Sprint Nextel signs networking deal with Ericsson

ByDavid Twiddy, AP Business Writer
July 9, 2009, 8:38 PM

KANSAS CITY, Mo. -- Sprint Nextel on Thursday announced it will transfer operation of its wireless and wireline networks to Swedish telecommunications equipment maker LM Ericsson.

The seven-year deal, valued between $4.5 billion and $5 billion, will transfer about 6,000 Sprint employees to an Ericsson-owned subsidiary, based near Sprint's Overland Park, Kan., headquarters.

Sprint officials stressed that the nation's third-largest wireless provider will maintain ownership and control of its network, including future investment and strategy, while Ericsson provides day-to-day maintenance and monitoring of the network of cell towers and call switching equipment.

"This is about improving the customer experience," Steve Elfman, Sprint's president of network operations and wholesale, told reporters. "While we get the benefits of Ericsson's expertise and the tools and best practices they bring to the table, we can focus our attention on bringing great devices, great services, great applications [to customers]."

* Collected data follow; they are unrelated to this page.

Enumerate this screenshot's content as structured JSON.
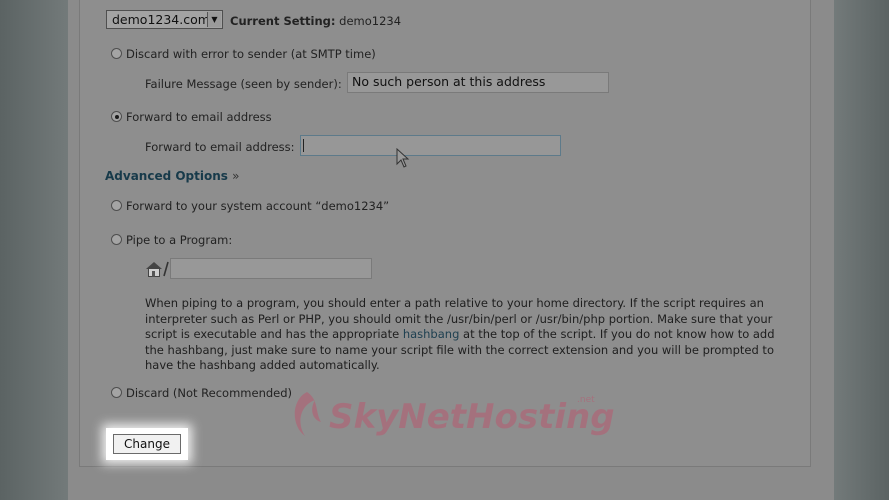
{
  "domain_select": {
    "value": "demo1234.com"
  },
  "current_setting": {
    "label": "Current Setting:",
    "value": "demo1234"
  },
  "options": {
    "discard_error": {
      "label": "Discard with error to sender (at SMTP time)"
    },
    "failure_message": {
      "label": "Failure Message (seen by sender):",
      "value": "No such person at this address"
    },
    "forward_email": {
      "label": "Forward to email address"
    },
    "forward_email_field": {
      "label": "Forward to email address:",
      "value": ""
    },
    "advanced": {
      "label": "Advanced Options",
      "suffix": "»"
    },
    "forward_system": {
      "label": "Forward to your system account “demo1234”"
    },
    "pipe": {
      "label": "Pipe to a Program:",
      "path_value": ""
    },
    "pipe_help": {
      "part1": "When piping to a program, you should enter a path relative to your home directory. If the script requires an interpreter such as Perl or PHP, you should omit the /usr/bin/perl or /usr/bin/php portion. Make sure that your script is executable and has the appropriate ",
      "link": "hashbang",
      "part2": " at the top of the script. If you do not know how to add the hashbang, just make sure to name your script file with the correct extension and you will be prompted to have the hashbang added automatically."
    },
    "discard": {
      "label": "Discard (Not Recommended)"
    }
  },
  "change_button": {
    "label": "Change"
  },
  "watermark": {
    "text": "SkyNetHosting",
    "suffix": ".net"
  },
  "colors": {
    "panel": "#8e8e8e",
    "link": "#1d3f50",
    "watermark": "#c0506a"
  }
}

Elfman said the company expected to save money on employee and other operational costs with the agreement but declined to give details on how much. Sprint laid off 8,000 employees earlier this year, which it said provided $1.2 billion in savings.

The employees are expected to switch over to Ericsson in late third quarter, after which it will take 12-18 months to fully shift operations to Ericsson. Elfman said Sprint will retain about 2,000 employees who have network-related jobs, such as budgeting.

Jan Frykhammar, head of Ericsson's Global Services unit, told reporters the company was "excited" by the contract, its first network operation deal in North America. The company already manages global networks that serve 275 million subscribers.

"This is really a proof point of a long-term partnership between Sprint and Ericsson," Frykhammar said.

The deal, which has been rumored for months, came following a "vigorous bid process" that lasted up to a year, Elfman said.

"Our judgment over that fairly lengthy time ... they came out far ahead," he said, adding that Sprint will continue to benefit operationally and financially from Ericsson's expertise in networking and its economy of scale.

Yankee Group analyst Camille Mendler called the deal a "game changer" because telecoms have previously given others responsibility only for back office and customer service operations.

"Until today, North American telecom operators had proved unwilling to outsource network functions on such a large scale," Mendler said.